My dealer tried to pickup the tractor on Monday (I'm on a business trip to CT) but they were not going to tarp the tractor on the trailer in the worst rain in several years. The idiot Service Manager laughed at me about getting the tractor wet, he told me it was made to survive the rain. First of all it's mine and I don't want it on the back of a trailer at 60+ MPH for 75 miles in a downpour that my wife described as raining sideways.
Had they "tarped" the tractor, and drove it on the highway, it would have very likely gotten paint damage by the tarp continuously buffeting against it.
When these tractors are shipped to the dealers, they sit on the back of a flat bed semi-trailer, out in the open, and go all the way across the country, in all weather.
Mine not only survived that, but it also sat out in front of the dealer, during one of the worst winters in a long time, on a very busy road, right by the street, getting salt spray from the traffic on it.
It's now 6 years later, and it's fine. They're not sissy tractors.

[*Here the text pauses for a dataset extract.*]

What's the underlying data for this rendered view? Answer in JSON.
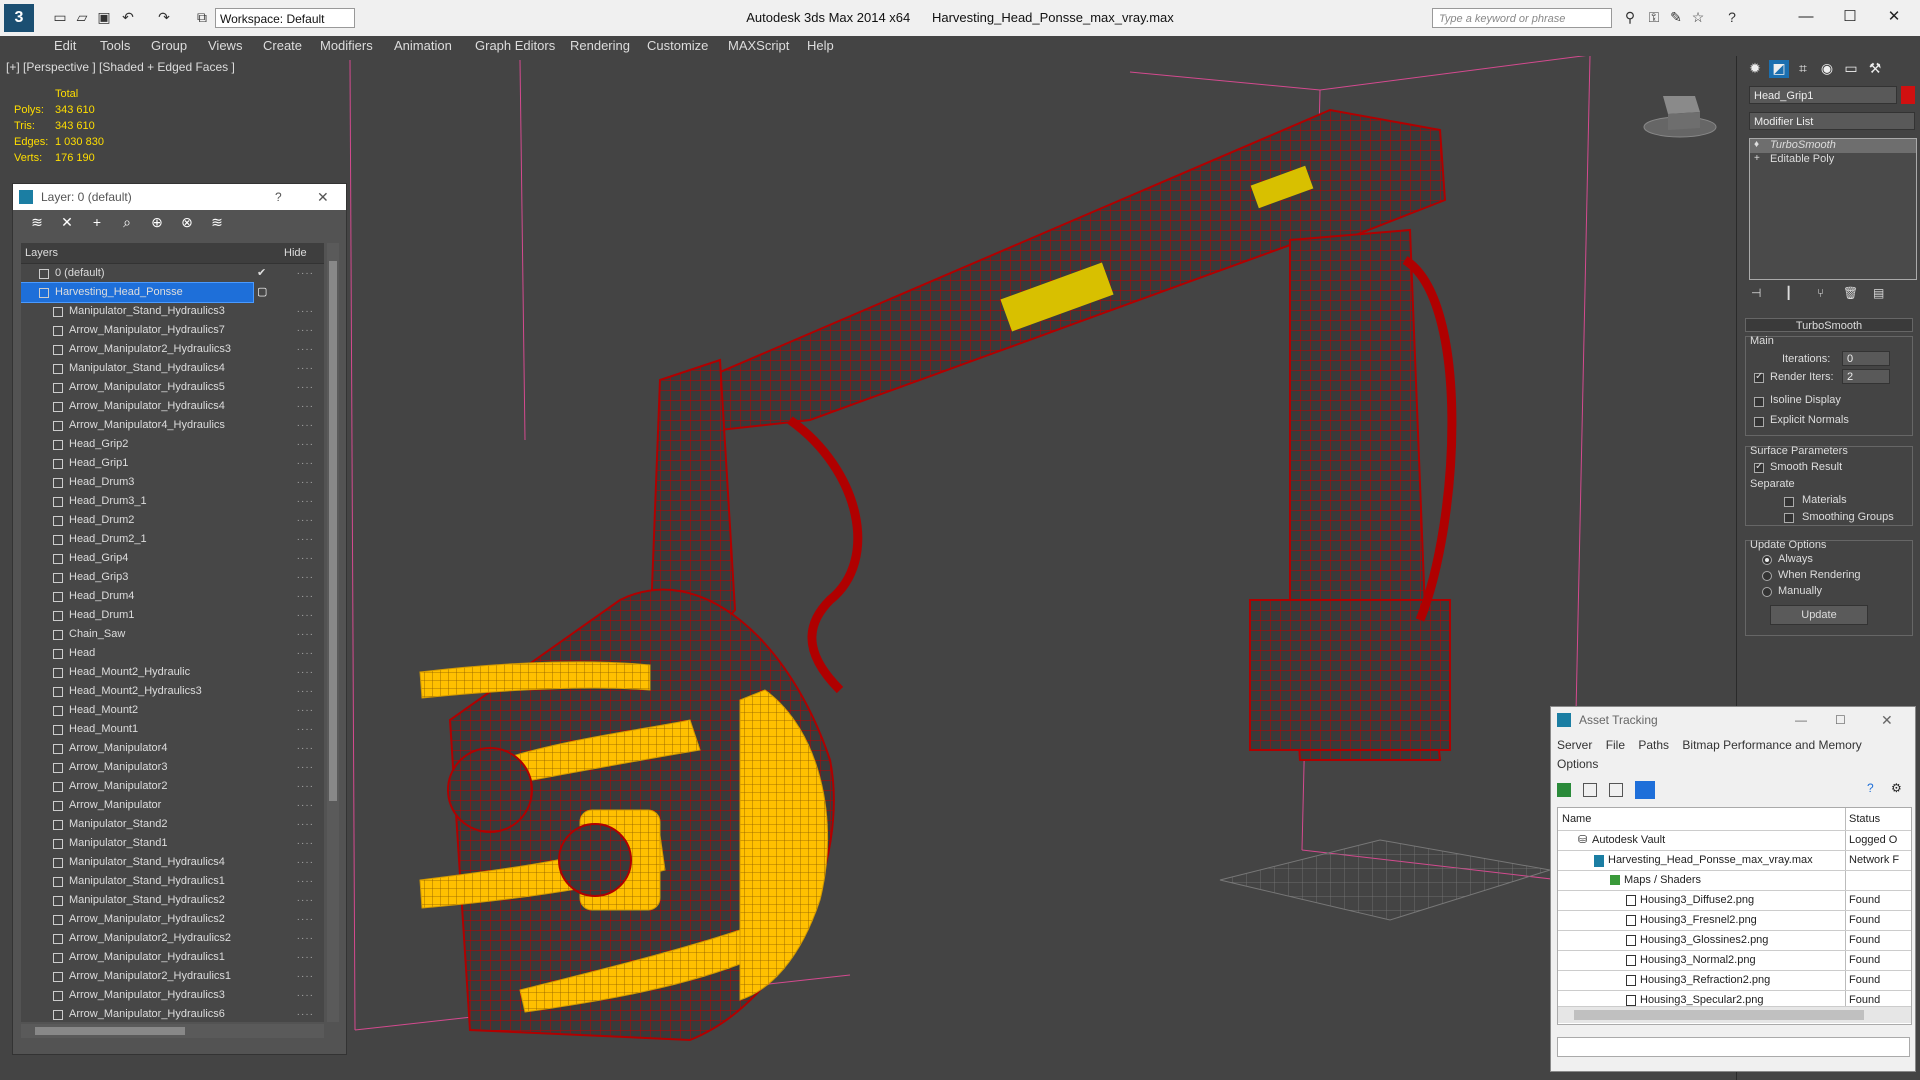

The dealer support network continues to disappoint by not doing the same things, well. The best way to solve that problem, when ever possible, DIY.
It's pretty common to have the oil to the top of the sight glass, If you ever DIY, you will see that it is not real easy to stop pouring at the precise time to get it just below the top. Once you know it's full, you don't have to worry about it, unless it has a decent loss of fluid, which you will be able to see the results of. So it is not a big issue, except when someone else, you in this case, tries to determine if it's full.